Her Konuda Doğal Konuşun ve Tabulardan Her Zaman Uzak Durun
Eğer evde doğal bir biçimde konuşmuyorsak ve çocuklar bizden bazı şeyleri gizliyorlarsa bu tür durumlar onların utanmalarına neden olur. Kelimelere dökülmemesi gerektiğine inandığımız ya da doğru olmadığını düşündüğümüz bazı şeyleri saklama eğilimi gösterdiğimizde bu davranış şekli onlara daha fazla zarar verir. Bu yüzden hemen hemen her konuyu doğal olarak konuşmaktan çekinmemeliyiz. Böylelikle bunların çocuklar için birer tabu haline dönüşmesini engellemiş oluruz.
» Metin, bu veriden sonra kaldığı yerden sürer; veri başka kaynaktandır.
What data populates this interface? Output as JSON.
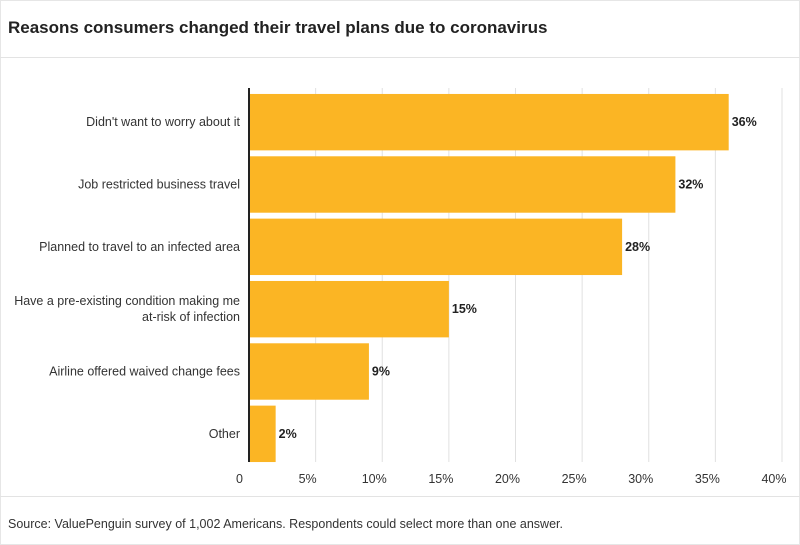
{
  "title": "Reasons consumers changed their travel plans due to coronavirus",
  "source": "Source: ValuePenguin survey of 1,002 Americans. Respondents could select more than one answer.",
  "colors": {
    "bar": "#FBB524",
    "grid": "#e0e0e0",
    "axis": "#222222"
  },
  "chart_data": {
    "type": "bar",
    "orientation": "horizontal",
    "title": "Reasons consumers changed their travel plans due to coronavirus",
    "categories": [
      [
        "Didn't want to worry about it"
      ],
      [
        "Job restricted business travel"
      ],
      [
        "Planned to travel to an infected area"
      ],
      [
        "Have a pre-existing condition making me",
        "at-risk of infection"
      ],
      [
        "Airline offered waived change fees"
      ],
      [
        "Other"
      ]
    ],
    "values": [
      36,
      32,
      28,
      15,
      9,
      2
    ],
    "value_labels": [
      "36%",
      "32%",
      "28%",
      "15%",
      "9%",
      "2%"
    ],
    "xlim": [
      0,
      40
    ],
    "xticks": [
      0,
      5,
      10,
      15,
      20,
      25,
      30,
      35,
      40
    ],
    "xtick_labels": [
      "0",
      "5%",
      "10%",
      "15%",
      "20%",
      "25%",
      "30%",
      "35%",
      "40%"
    ],
    "grid": true,
    "xlabel": "",
    "ylabel": ""
  }
}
Çocuklarda Zararlı Utanma Duygusunu Önleyin
Gördüğünüz gibi zararlı utanma duygusu çocukların kendilerini güvensiz hissetmelerine, özgüvenlerinin zedelenmesine ve diğer pek çok probleme yol açar. Artık bunun ne denli zarar verici olumsuz bir özellik olduğunu ve bundan kaçınmak için neler yapabileceğimizi gördüğümüze göre, bir nesilden diğerine geçen bu zararlı utanma duygusunu önlemek için yukarıda sıraladığımız ipuçlarını uygulamaya koyabiliriz.